In the centre of the iron fences of the bridge, in front of a five-pointed star, there is a small female figurine with a raised hand. Details can barely be seen through numerous layers of paint, on some sections the figurine disappeared completely in the black glossy mass.
This work began with a small observation. The figurine turned out to be a miniature replica of the statue of Liberty*, sculpted by Nikolai Andreev. In 1919, it was placed at the head of the 26-metre obelisk of the Monument to the Soviet Constitution on Tverskaya square in Moscow. In 1941, the monument was demolished, only the head of Liberty survived.
Elizaveta Konovalova refers to the replica of the monument, preserved at the bas-reliefs of the Bolshoy Kamenny bridge, in Moscow. Due to regular paint renovations, the outlines of the figurine were distorted in a thickness of dripping layers, and the allegory of freedom itself seems to have inherited the deformations, as if adapting to the new political reality. By confronting the original allegory with its spontaneously transformed replica, the artist emphasises the semantic consequences of this plastic deformation.

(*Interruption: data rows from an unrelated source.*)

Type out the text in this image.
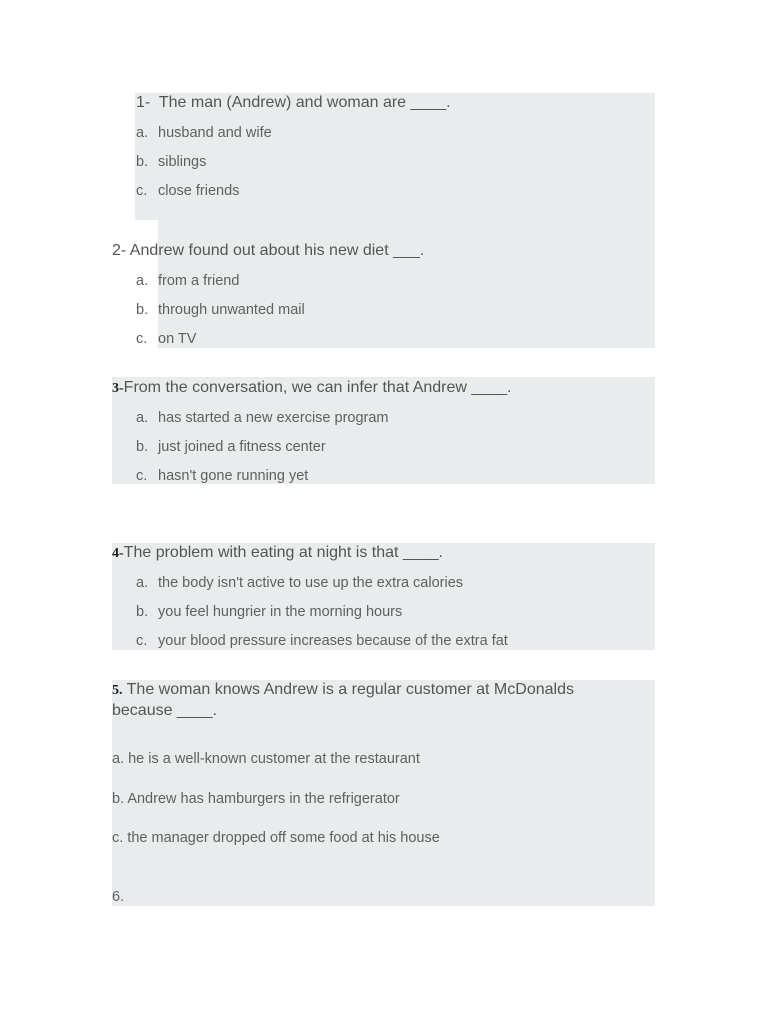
1- The man (Andrew) and woman are ____.
a. husband and wife
b. siblings
c. close friends
2- Andrew found out about his new diet ___.
a. from a friend
b. through unwanted mail
c. on TV
3-From the conversation, we can infer that Andrew ____.
a. has started a new exercise program
b. just joined a fitness center
c. hasn't gone running yet
4-The problem with eating at night is that ____.
a. the body isn't active to use up the extra calories
b. you feel hungrier in the morning hours
c. your blood pressure increases because of the extra fat
5. The woman knows Andrew is a regular customer at McDonalds
because ____.
a. he is a well-known customer at the restaurant
b. Andrew has hamburgers in the refrigerator
c. the manager dropped off some food at his house
6.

The installation presents a form of reconstruction of the lost monument, based on archival documents and a preserved fragment of the sculpture, and offers a new perspective. The photograph reproduces the deformed replica in its original monumental scale, 1:1, according to the dimensions of the lost statue of Liberty, over 6 meters in height. On the reverse side, an iron cast of the same figurine is displayed against a scheme that retraces the story of the monument and it’s demolition.